Bill attended about two months of school near his home in the early spring of 1859, and then decided to try his luck as a prospector in the Pikes Peak gold rush to the west. Mining was not very successful for him and his group in Colorado, so they rafted down the South Platte River to the trail camp of Julesburg in the summer of 1859. It was there he learned of a new enterprise called The Pony Express.

Buffalo Bill Cody circa 1880

Bill joined the Pony Express, which advertised for “skinny, expert riders willing to risk death daily.” Already a seasoned plainsman at age 14, he “fit the bill.” He recalled that “fifteen miles an hour on horseback would, in a short time, shake any man all to pieces; and there were but very few, if any, riders who could stand it for any great length of time. Nevertheless, I stuck to it for two months, and then, upon receiving a letter informing me that my mother was very sick, I gave it up and went back to the old home in Salt Creek Valley.”

He returned to the Pony Express service in mid-1860, and remained in the area around Fort Laramie until the spring of 1861 – occasionally riding express, taking care of stock, and surviving several encounters with horse thieves and Indians.

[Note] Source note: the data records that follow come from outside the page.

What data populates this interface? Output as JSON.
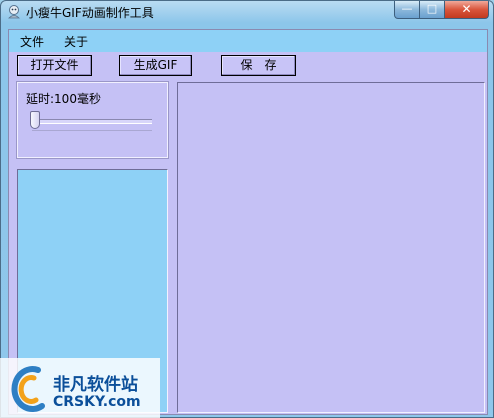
{
  "window": {
    "title": "小瘦牛GIF动画制作工具",
    "controls": {
      "minimize": "—",
      "maximize": "□",
      "close": "✕"
    }
  },
  "menubar": {
    "file": "文件",
    "about": "关于"
  },
  "toolbar": {
    "open_label": "打开文件",
    "generate_label": "生成GIF",
    "save_label": "保　存"
  },
  "delay": {
    "label": "延时:100毫秒",
    "value_ms": 100
  },
  "watermark": {
    "brand_cn": "非凡软件站",
    "brand_en": "CRSKY.com"
  },
  "colors": {
    "client_bg": "#c5c1f5",
    "menubar_bg": "#8ed1f6",
    "list_bg": "#8ed1f6",
    "watermark_text": "#0b4f9a"
  }
}
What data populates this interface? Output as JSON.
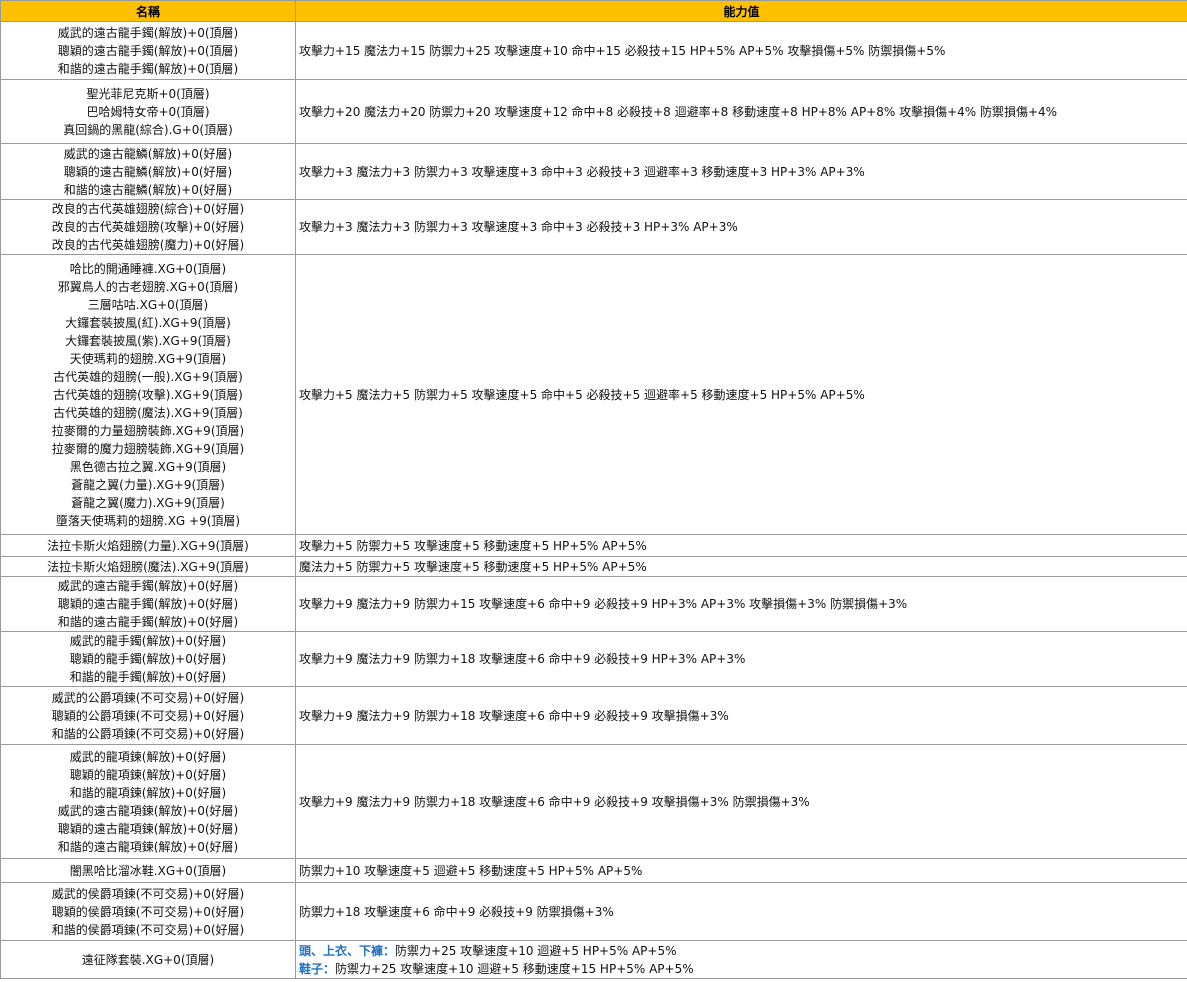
{
  "header": {
    "col_name": "名稱",
    "col_value": "能力值"
  },
  "colors": {
    "header_bg": "#ffc000",
    "highlight_text": "#1f6fc2"
  },
  "rows": [
    {
      "names": [
        "威武的遠古龍手鐲(解放)+0(頂層)",
        "聰穎的遠古龍手鐲(解放)+0(頂層)",
        "和諧的遠古龍手鐲(解放)+0(頂層)"
      ],
      "value": "攻擊力+15 魔法力+15 防禦力+25 攻擊速度+10 命中+15 必殺技+15 HP+5% AP+5% 攻擊損傷+5% 防禦損傷+5%"
    },
    {
      "names": [
        "聖光菲尼克斯+0(頂層)",
        "巴哈姆特女帝+0(頂層)",
        "真回鍋的黑龍(綜合).G+0(頂層)"
      ],
      "value": "攻擊力+20 魔法力+20 防禦力+20 攻擊速度+12 命中+8 必殺技+8 迴避率+8 移動速度+8 HP+8% AP+8% 攻擊損傷+4% 防禦損傷+4%"
    },
    {
      "names": [
        "威武的遠古龍鱗(解放)+0(好層)",
        "聰穎的遠古龍鱗(解放)+0(好層)",
        "和諧的遠古龍鱗(解放)+0(好層)"
      ],
      "value": "攻擊力+3 魔法力+3 防禦力+3 攻擊速度+3 命中+3 必殺技+3 迴避率+3 移動速度+3  HP+3% AP+3%"
    },
    {
      "names": [
        "改良的古代英雄翅膀(綜合)+0(好層)",
        "改良的古代英雄翅膀(攻擊)+0(好層)",
        "改良的古代英雄翅膀(魔力)+0(好層)"
      ],
      "value": "攻擊力+3 魔法力+3 防禦力+3 攻擊速度+3 命中+3 必殺技+3 HP+3% AP+3%"
    },
    {
      "names": [
        "哈比的開通睡褲.XG+0(頂層)",
        "邪翼鳥人的古老翅膀.XG+0(頂層)",
        "三層咕咕.XG+0(頂層)",
        "大鑼套裝披風(紅).XG+9(頂層)",
        "大鑼套裝披風(紫).XG+9(頂層)",
        "天使瑪莉的翅膀.XG+9(頂層)",
        "古代英雄的翅膀(一般).XG+9(頂層)",
        "古代英雄的翅膀(攻擊).XG+9(頂層)",
        "古代英雄的翅膀(魔法).XG+9(頂層)",
        "拉麥爾的力量翅膀裝飾.XG+9(頂層)",
        "拉麥爾的魔力翅膀裝飾.XG+9(頂層)",
        "黑色德古拉之翼.XG+9(頂層)",
        "蒼龍之翼(力量).XG+9(頂層)",
        "蒼龍之翼(魔力).XG+9(頂層)",
        "墮落天使瑪莉的翅膀.XG +9(頂層)"
      ],
      "value": "攻擊力+5 魔法力+5 防禦力+5 攻擊速度+5 命中+5 必殺技+5 迴避率+5 移動速度+5  HP+5% AP+5%"
    },
    {
      "names": [
        "法拉卡斯火焰翅膀(力量).XG+9(頂層)"
      ],
      "value": "攻擊力+5 防禦力+5 攻擊速度+5 移動速度+5 HP+5% AP+5%"
    },
    {
      "names": [
        "法拉卡斯火焰翅膀(魔法).XG+9(頂層)"
      ],
      "value": "魔法力+5 防禦力+5 攻擊速度+5 移動速度+5 HP+5% AP+5%"
    },
    {
      "names": [
        "威武的遠古龍手鐲(解放)+0(好層)",
        "聰穎的遠古龍手鐲(解放)+0(好層)",
        "和諧的遠古龍手鐲(解放)+0(好層)"
      ],
      "value": "攻擊力+9 魔法力+9 防禦力+15 攻擊速度+6 命中+9 必殺技+9  HP+3% AP+3% 攻擊損傷+3% 防禦損傷+3%"
    },
    {
      "names": [
        "威武的龍手鐲(解放)+0(好層)",
        "聰穎的龍手鐲(解放)+0(好層)",
        "和諧的龍手鐲(解放)+0(好層)"
      ],
      "value": "攻擊力+9 魔法力+9 防禦力+18 攻擊速度+6 命中+9 必殺技+9  HP+3% AP+3%"
    },
    {
      "names": [
        "威武的公爵項鍊(不可交易)+0(好層)",
        "聰穎的公爵項鍊(不可交易)+0(好層)",
        "和諧的公爵項鍊(不可交易)+0(好層)"
      ],
      "value": "攻擊力+9 魔法力+9 防禦力+18 攻擊速度+6 命中+9 必殺技+9 攻擊損傷+3%"
    },
    {
      "names": [
        "威武的龍項鍊(解放)+0(好層)",
        "聰穎的龍項鍊(解放)+0(好層)",
        "和諧的龍項鍊(解放)+0(好層)",
        "威武的遠古龍項鍊(解放)+0(好層)",
        "聰穎的遠古龍項鍊(解放)+0(好層)",
        "和諧的遠古龍項鍊(解放)+0(好層)"
      ],
      "value": "攻擊力+9 魔法力+9 防禦力+18 攻擊速度+6 命中+9 必殺技+9 攻擊損傷+3% 防禦損傷+3%"
    },
    {
      "names": [
        "闇黑哈比溜冰鞋.XG+0(頂層)"
      ],
      "value": "防禦力+10 攻擊速度+5 迴避+5 移動速度+5 HP+5% AP+5%"
    },
    {
      "names": [
        "威武的侯爵項鍊(不可交易)+0(好層)",
        "聰穎的侯爵項鍊(不可交易)+0(好層)",
        "和諧的侯爵項鍊(不可交易)+0(好層)"
      ],
      "value": "防禦力+18 攻擊速度+6 命中+9 必殺技+9  防禦損傷+3%"
    }
  ],
  "last_row": {
    "name": "遠征隊套裝.XG+0(頂層)",
    "line1_label": "頭、上衣、下褲：",
    "line1_value": "防禦力+25 攻擊速度+10 迴避+5 HP+5% AP+5%",
    "line2_label": "鞋子：",
    "line2_value": "防禦力+25 攻擊速度+10 迴避+5 移動速度+15 HP+5% AP+5%"
  }
}
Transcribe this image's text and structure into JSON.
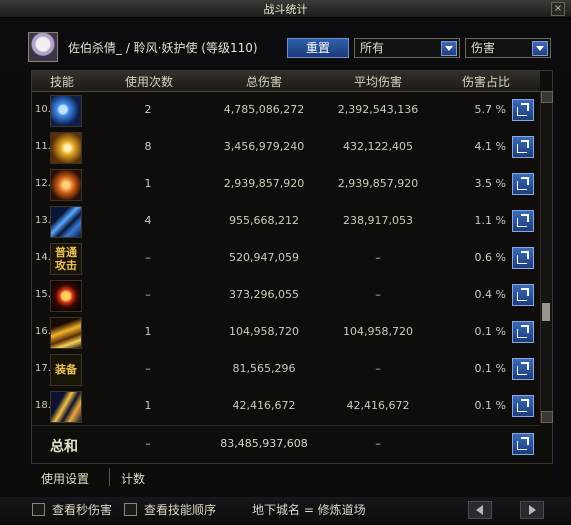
{
  "window": {
    "title": "战斗统计",
    "close": "×"
  },
  "header": {
    "character": "佐伯杀倩_ / 聆风·妖护使 (等级110)",
    "reset_label": "重置",
    "scope_select": "所有",
    "type_select": "伤害"
  },
  "columns": [
    "技能",
    "使用次数",
    "总伤害",
    "平均伤害",
    "伤害占比"
  ],
  "rows": [
    {
      "index": "10.",
      "icon": "blue-claw-skill-icon",
      "icon_text": "",
      "uses": "2",
      "total": "4,785,086,272",
      "avg": "2,392,543,136",
      "pct": "5.7 %"
    },
    {
      "index": "11.",
      "icon": "golden-swirl-skill-icon",
      "icon_text": "",
      "uses": "8",
      "total": "3,456,979,240",
      "avg": "432,122,405",
      "pct": "4.1 %"
    },
    {
      "index": "12.",
      "icon": "fire-claw-skill-icon",
      "icon_text": "",
      "uses": "1",
      "total": "2,939,857,920",
      "avg": "2,939,857,920",
      "pct": "3.5 %"
    },
    {
      "index": "13.",
      "icon": "blue-slash-skill-icon",
      "icon_text": "",
      "uses": "4",
      "total": "955,668,212",
      "avg": "238,917,053",
      "pct": "1.1 %"
    },
    {
      "index": "14.",
      "icon": "normal-attack-icon",
      "icon_text": "普通攻击",
      "uses": "–",
      "total": "520,947,059",
      "avg": "–",
      "pct": "0.6 %"
    },
    {
      "index": "15.",
      "icon": "red-emblem-skill-icon",
      "icon_text": "",
      "uses": "–",
      "total": "373,296,055",
      "avg": "–",
      "pct": "0.4 %"
    },
    {
      "index": "16.",
      "icon": "golden-flame-skill-icon",
      "icon_text": "",
      "uses": "1",
      "total": "104,958,720",
      "avg": "104,958,720",
      "pct": "0.1 %"
    },
    {
      "index": "17.",
      "icon": "equipment-icon",
      "icon_text": "装备",
      "uses": "–",
      "total": "81,565,296",
      "avg": "–",
      "pct": "0.1 %"
    },
    {
      "index": "18.",
      "icon": "golden-strike-skill-icon",
      "icon_text": "",
      "uses": "1",
      "total": "42,416,672",
      "avg": "42,416,672",
      "pct": "0.1 %"
    }
  ],
  "total_row": {
    "label": "总和",
    "uses": "–",
    "total": "83,485,937,608",
    "avg": "–"
  },
  "bottom_tabs": [
    "使用设置",
    "计数"
  ],
  "footer": {
    "check_dps": "查看秒伤害",
    "check_order": "查看技能顺序",
    "dungeon": "地下城名 = 修炼道场"
  },
  "colors": {
    "accent_blue": "#2e5fa8",
    "panel": "#0e0d0c",
    "gold_text": "#e8c15a"
  }
}
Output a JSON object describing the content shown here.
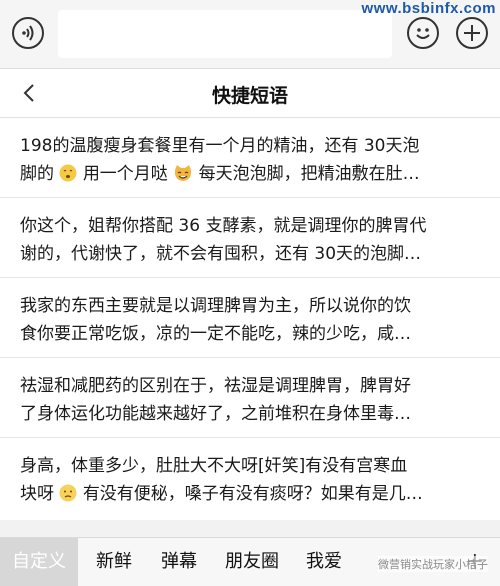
{
  "watermark": "www.bsbinfx.com",
  "nav": {
    "title": "快捷短语"
  },
  "phrases": [
    {
      "line1": "198的温腹瘦身套餐里有一个月的精油，还有 30天泡",
      "line2_a": "脚的",
      "line2_b": "用一个月哒",
      "line2_c": "每天泡泡脚，把精油敷在肚…"
    },
    {
      "line1": "你这个，姐帮你搭配 36 支酵素，就是调理你的脾胃代",
      "line2": "谢的，代谢快了，就不会有囤积，还有 30天的泡脚…"
    },
    {
      "line1": "我家的东西主要就是以调理脾胃为主，所以说你的饮",
      "line2": "食你要正常吃饭，凉的一定不能吃，辣的少吃，咸…"
    },
    {
      "line1": "祛湿和减肥药的区别在于，祛湿是调理脾胃，脾胃好",
      "line2": "了身体运化功能越来越好了，之前堆积在身体里毒…"
    },
    {
      "line1": "身高，体重多少，肚肚大不大呀[奸笑]有没有宫寒血",
      "line2_a": "块呀",
      "line2_b": "有没有便秘，嗓子有没有痰呀？如果有是几…"
    }
  ],
  "tabs": [
    "自定义",
    "新鲜",
    "弹幕",
    "朋友圈",
    "我爱"
  ],
  "more": "+",
  "credit": "微营销实战玩家小桔子",
  "icons": [
    "voice-icon",
    "emoji-face-icon",
    "add-icon",
    "back-chevron-icon",
    "smirk-face-icon",
    "cat-face-icon",
    "frown-face-icon"
  ]
}
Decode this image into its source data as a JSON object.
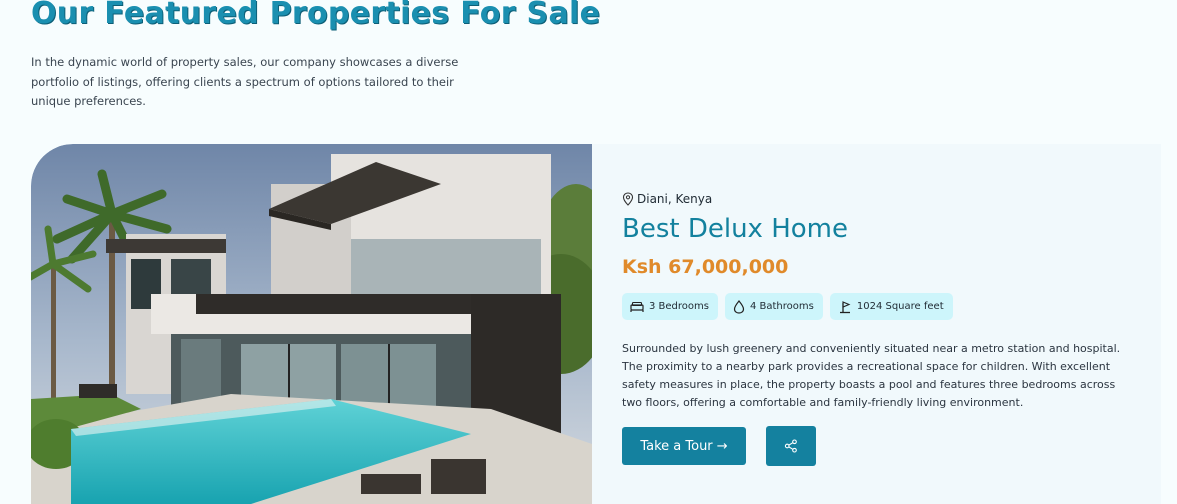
{
  "header": {
    "title": "Our Featured Properties For Sale",
    "intro": "In the dynamic world of property sales, our company showcases a diverse portfolio of listings, offering clients a spectrum of options tailored to their unique preferences."
  },
  "property": {
    "location": "Diani, Kenya",
    "title": "Best Delux Home",
    "price": "Ksh 67,000,000",
    "features": [
      {
        "icon": "bed-icon",
        "label": "3 Bedrooms"
      },
      {
        "icon": "water-drop-icon",
        "label": "4 Bathrooms"
      },
      {
        "icon": "area-icon",
        "label": "1024 Square feet"
      }
    ],
    "description": "Surrounded by lush greenery and conveniently situated near a metro station and hospital. The proximity to a nearby park provides a recreational space for children. With excellent safety measures in place, the property boasts a pool and features three bedrooms across two floors, offering a comfortable and family-friendly living environment.",
    "tour_label": "Take a Tour →",
    "share_icon": "share-icon"
  },
  "colors": {
    "brand": "#14819f",
    "price": "#e08a2a",
    "feature_bg": "#cdf5fb",
    "page_bg": "#f7fdfe"
  }
}
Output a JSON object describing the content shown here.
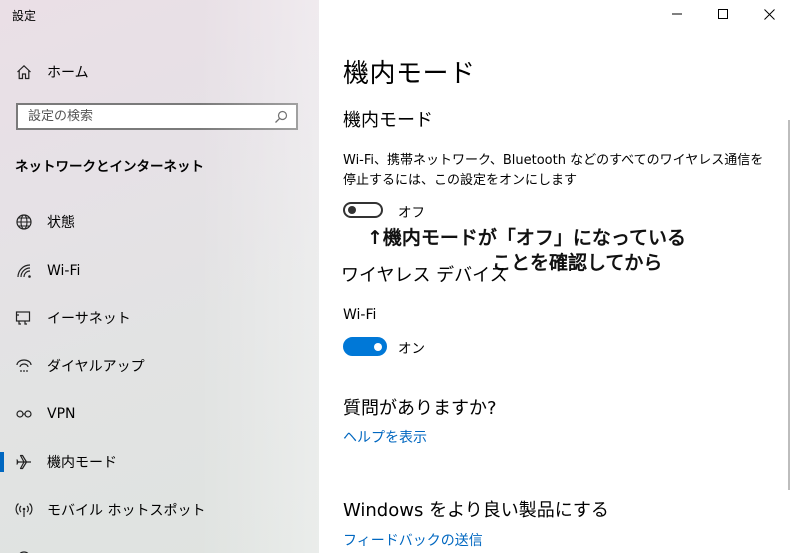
{
  "window": {
    "title": "設定"
  },
  "sidebar": {
    "home_label": "ホーム",
    "search_placeholder": "設定の検索",
    "section_title": "ネットワークとインターネット",
    "items": [
      {
        "label": "状態",
        "icon": "globe-icon"
      },
      {
        "label": "Wi-Fi",
        "icon": "wifi-icon"
      },
      {
        "label": "イーサネット",
        "icon": "ethernet-icon"
      },
      {
        "label": "ダイヤルアップ",
        "icon": "dialup-icon"
      },
      {
        "label": "VPN",
        "icon": "vpn-icon"
      },
      {
        "label": "機内モード",
        "icon": "airplane-icon",
        "active": true
      },
      {
        "label": "モバイル ホットスポット",
        "icon": "hotspot-icon"
      }
    ]
  },
  "main": {
    "page_title": "機内モード",
    "airplane_section_title": "機内モード",
    "airplane_description": "Wi-Fi、携帯ネットワーク、Bluetooth などのすべてのワイヤレス通信を停止するには、この設定をオンにします",
    "airplane_toggle": {
      "state": "off",
      "label": "オフ"
    },
    "annotation_line1": "↑機内モードが「オフ」になっている",
    "annotation_line2": "ことを確認してから",
    "wireless_section_title": "ワイヤレス デバイス",
    "wifi_label": "Wi-Fi",
    "wifi_toggle": {
      "state": "on",
      "label": "オン"
    },
    "question_title": "質問がありますか?",
    "help_link": "ヘルプを表示",
    "windows_title": "Windows をより良い製品にする",
    "feedback_link": "フィードバックの送信"
  },
  "colors": {
    "accent": "#0078d7",
    "link": "#0067c0"
  }
}
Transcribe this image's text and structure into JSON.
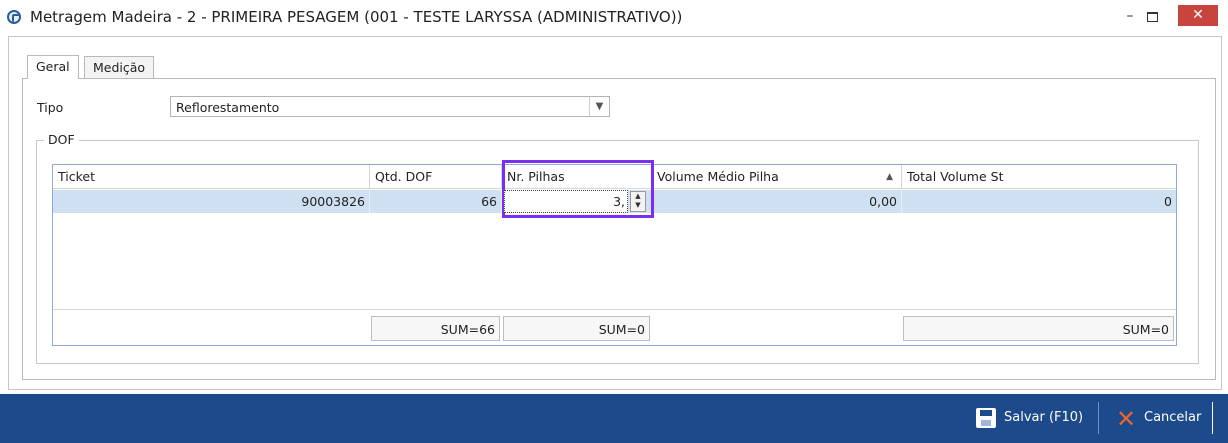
{
  "window": {
    "title": "Metragem Madeira - 2 - PRIMEIRA  PESAGEM (001 - TESTE LARYSSA (ADMINISTRATIVO))",
    "minimize": "–",
    "close": "✕"
  },
  "tabs": [
    {
      "label": "Geral",
      "active": true
    },
    {
      "label": "Medição",
      "active": false
    }
  ],
  "form": {
    "tipo_label": "Tipo",
    "tipo_value": "Reflorestamento",
    "dof_legend": "DOF"
  },
  "grid": {
    "columns": [
      "Ticket",
      "Qtd. DOF",
      "Nr. Pilhas",
      "Volume Médio Pilha",
      "Total Volume St"
    ],
    "rows": [
      {
        "ticket": "90003826",
        "qtd_dof": "66",
        "nr_pilhas": "3,",
        "volume_medio": "0,00",
        "total_volume": "0"
      }
    ],
    "sums": {
      "qtd_dof": "SUM=66",
      "nr_pilhas": "SUM=0",
      "total_volume": "SUM=0"
    },
    "sorted_column": "Volume Médio Pilha"
  },
  "actions": {
    "save": "Salvar (F10)",
    "cancel": "Cancelar"
  },
  "colors": {
    "bottom_bar": "#1c4a8a",
    "selected_row": "#cfe0f3",
    "highlight": "#7a2ff0",
    "close_button": "#c8453d"
  }
}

Cody, now all of sixteen years old, returned home and briefly joined a local Kansas militia engaged in the enterprise of crippling the Confederacy in Missouri by stealing horses—a cause he justified in his mind for all of the terror and grief the pro-slavery Missourians had dealt on his family. Bill went to Leavenworth, where he first met William Hickok. Wild Bill was leaving to take the position of wagon master on a government supply train and asked Cody to join on—a decision he made with little hesitation.

In the fall of 1861, Cody began carrying military dispatches, and in buying horses for the government. The next spring he joined an expedition as a scout proceeding to the Kiowa and Comanche country. He became one of the “Red Legged Scouts,” of the noted Kansas Rangers.

Bill’s mother died on November 22, 1863. An older married sister took custody of Bill’s younger siblings, and he was on his own. He enlisted with the Seventh Kansas Cavalry Company H, 7th (The Jay Hawkers) that saw action in Missouri and Tennessee. He was mustered out as a private on September 29, 1865.